Namun bila yang dimaksud dengan telat adalah belum bayar zakat padahal sudah masuk waktu Maghrib pada tanggal 1 Syawwal itu, memang waktu untuk berzakatnya sudah lewat. Kategorinya adalah haram. Namun kalau dibilang haram, bukan berarti tidak usah ditunaikan.
Yang dimaksud dengan haram disini maksudnya si pelakunya berdosa. Sedangkan kewajiban zakatnya tetap masih berlaku, hanya saja status hukumnya berubah, seperti orang shalat Shubuh kesiangan dan matahari sudah terbit, dia tetap wajib shalat Shubuh dengan status mengqadha’ shalat.
Maka zakatnya tetap ditunaikan, meski sudah lewat MAghrib. Namun dia berdosa karena keterlambatan bayar zakat.
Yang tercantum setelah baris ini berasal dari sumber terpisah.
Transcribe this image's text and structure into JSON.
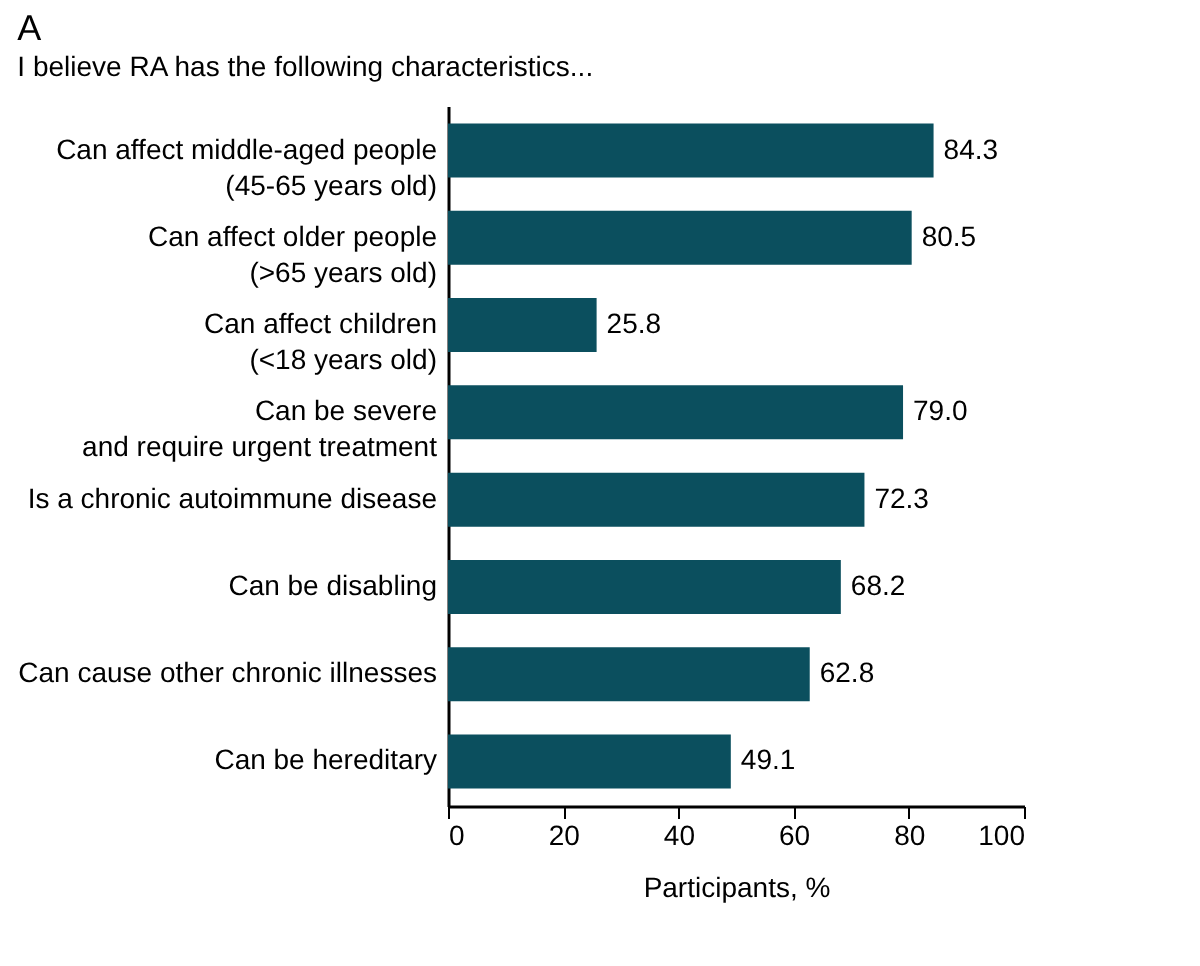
{
  "chart_data": {
    "type": "bar",
    "orientation": "horizontal",
    "title": "A",
    "subtitle": "I believe RA has the following characteristics...",
    "xlabel": "Participants, %",
    "categories": [
      "Can affect middle-aged people\n(45-65 years old)",
      "Can affect older people\n(>65 years old)",
      "Can affect children\n(<18 years old)",
      "Can be severe\nand require urgent treatment",
      "Is a chronic autoimmune disease",
      "Can be disabling",
      "Can cause other chronic illnesses",
      "Can be hereditary"
    ],
    "values": [
      84.3,
      80.5,
      25.8,
      79.0,
      72.3,
      68.2,
      62.8,
      49.1
    ],
    "value_labels": [
      "84.3",
      "80.5",
      "25.8",
      "79.0",
      "72.3",
      "68.2",
      "62.8",
      "49.1"
    ],
    "color": "#0b4f5e",
    "xlim": [
      0,
      100
    ],
    "xticks": [
      0,
      20,
      40,
      60,
      80,
      100
    ],
    "grid": false
  }
}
Dan status zakatnya menjadi qadha'. Secara nilai tidak ada denda apapun atas keterlambatan.
Yang membedakan hanya masalah penyebab kenapa terlambat, sebagaimana dijelaskan oleh Syeikh Nawawi Al-Bantani.
Syekh Nawawi Al-Bantani, salah satu ulama nusantara dalam kitabnya yang masyhur, Nihayatuz Zain, menjelaskan hal itu sebagai berikut :
ووقت حرمة وهو ما بعد يوم العيد فإنه يحرم تأخيرها عنه وتكون قضاء يجب على الفور إن كان التأخير بلا عذر وإلا فعلى التراخي
Waktu haram pembayaran zakat fitrah adalah waktu setelah lewatnya hari raya Idulfithri (1 Syawwal) karena haram hukumnya memunda-nundanya. Namun status pembayaran adalah qadha yang wajib segera ditunaikan bila terlambatnya tanpa udzur. Tetapi jika tertundanya karena ada udzur syar’i, qadha zakat fitrahnya boleh ditunda atau ditangguhkan. [2]
Semoga Allah SWT terus menerus menambahi ilmu kita, agar kita bisa naik beberapa derajat.
Footnote :
[1] Syekh Hasan Sulaiman An-Nuri dan Syekh Alawi Abbas Al-Maliki, Ibanatul Ahkam, (Beirut, Darul Fikr: 1996 M/1416 H), cetakan pertama, juz II, halaman 253.
[2] Syekh M Nawawi Banten, Nihayatuz Zain, (Bandung, Al-Maarif), hal. 176.